As we grow older we tend to enjoy reminiscing with our friends. If one possesses a pretty good memory of things long gone, it could be seen as a blessing. But if there is nobody to remember it then it isn’t much fun. If you relate your experiences to young people, they are bored and think you were crazy or were terribly deprived to have actually enjoyed the things we did. People older than you aren’t interested at all, and people your own age can’t remember. There is an upside to this, however. It is that if nobody recalls the event, it offers the opportunity to warp the truth to fit one’s preferences, or to make the tale more exciting. And there is nobody to call you down on it. I am not suggesting that I do that. No sir, not at all. But prettier cloth is spun out of more colorful threads, and there must be a lesson in that fact somehow. Regardless of that, the following paragraphs are factual and as I lived them.
But back to the business at hand. I lost a friend from childhood a few years ago. Sam Cowan was my age. We walked to school together and played together a lot, as he lived next door on top of the hill at the corner of O’Kelley and Scott Streets. Sam’s dad, Mr. Rufus Cowan, was an avid fox hunter, and kept a pack of fox hounds in a large fenced-in area at the corner. Sam’s dad also bought dog biscuits for his hounds in 100 pound croker sacks, which he stored in a backyard shed. The biscuits were sort of funny looking, like they might have already been through a dog. The thin hounds weren’t crazy about them, but they ate them eventually rather than starve.
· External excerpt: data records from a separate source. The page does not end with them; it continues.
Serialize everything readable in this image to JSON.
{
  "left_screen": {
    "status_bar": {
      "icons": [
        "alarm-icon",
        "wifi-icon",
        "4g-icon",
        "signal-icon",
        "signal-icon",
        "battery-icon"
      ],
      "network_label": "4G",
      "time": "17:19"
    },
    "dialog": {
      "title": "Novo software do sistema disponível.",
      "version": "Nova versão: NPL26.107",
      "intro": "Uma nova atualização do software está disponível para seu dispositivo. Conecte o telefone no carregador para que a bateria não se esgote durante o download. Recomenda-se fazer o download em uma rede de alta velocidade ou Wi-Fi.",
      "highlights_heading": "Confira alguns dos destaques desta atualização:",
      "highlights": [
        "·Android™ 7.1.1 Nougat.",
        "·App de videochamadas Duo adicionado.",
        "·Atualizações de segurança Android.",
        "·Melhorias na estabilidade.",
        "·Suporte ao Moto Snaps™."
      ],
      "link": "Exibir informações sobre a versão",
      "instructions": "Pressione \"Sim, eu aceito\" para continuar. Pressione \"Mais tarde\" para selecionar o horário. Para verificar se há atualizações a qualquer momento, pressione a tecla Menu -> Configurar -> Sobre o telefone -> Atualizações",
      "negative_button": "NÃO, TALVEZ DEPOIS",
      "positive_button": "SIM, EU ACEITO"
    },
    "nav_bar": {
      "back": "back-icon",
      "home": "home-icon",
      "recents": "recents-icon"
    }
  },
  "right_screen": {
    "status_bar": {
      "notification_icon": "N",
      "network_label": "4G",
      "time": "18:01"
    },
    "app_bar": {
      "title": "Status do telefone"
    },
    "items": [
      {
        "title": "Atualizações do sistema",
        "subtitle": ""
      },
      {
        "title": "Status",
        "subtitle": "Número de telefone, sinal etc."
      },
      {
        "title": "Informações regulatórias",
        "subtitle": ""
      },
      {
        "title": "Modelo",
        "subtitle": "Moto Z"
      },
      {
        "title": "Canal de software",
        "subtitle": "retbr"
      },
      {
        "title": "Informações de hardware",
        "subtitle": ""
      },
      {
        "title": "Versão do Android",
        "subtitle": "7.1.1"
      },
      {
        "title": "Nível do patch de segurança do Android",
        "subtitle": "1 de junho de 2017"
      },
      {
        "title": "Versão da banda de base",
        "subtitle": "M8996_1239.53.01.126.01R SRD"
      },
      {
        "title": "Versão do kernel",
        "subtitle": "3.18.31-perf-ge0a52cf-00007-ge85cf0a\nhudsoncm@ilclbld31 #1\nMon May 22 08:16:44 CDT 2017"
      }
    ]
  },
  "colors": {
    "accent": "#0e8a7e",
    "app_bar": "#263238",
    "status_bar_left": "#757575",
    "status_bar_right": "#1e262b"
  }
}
During the years while WWII raged in Europe and the Pacific islands, Sam and I, aged 6 to 11 during those years, were well primed on the exigencies and hardships of war, and often played at soldiering. Occasionally we had grenades made of potatoes with firecrackers in them to carry along with our BB guns when we went on “patrol” in nearby woods and fields. Our “battle grounds” were usually in the area of the Rockdale County facility on Parker Road and beyond, which was then undeveloped and rural, with open terrain, forest and “jungle”. If the patrol was to be a long one, we went to Mr. Cowan’s shed and filled our pockets with “rations”. The dog biscuits of that day were probably made of stuff you would not feed your dog today, or allow your dog to eat. Think offal and roadkill. Certainly there were no regulations whatsoever as to what could be put into them. But Sam had discovered that they made good rations in that they were virtually indestructible, carried in the pocket, and he said they were “food”. I tried one and agreed, although they had a decidedly “cagey” flavor. We knew that soldiers couldn’t be picky, and that survival was the issue. We were set for the duration of the war, with a shed full of rations just waiting for us and the hounds. We were aware of the WWII soldier’s boredom with rations, whether C-rations or the concentrated K-rations. After surviving for a few hours on our rations of dog biscuits, we could relate to the G.I.’s problem, and declared that it was time to get back to our own lines and regular food. The main objection we had to our rations was their cloying after-taste. There is no telling what created that. In the words of a popular song from that era, “I wonder, I wonder, I wonder; but I really don’t want to know.”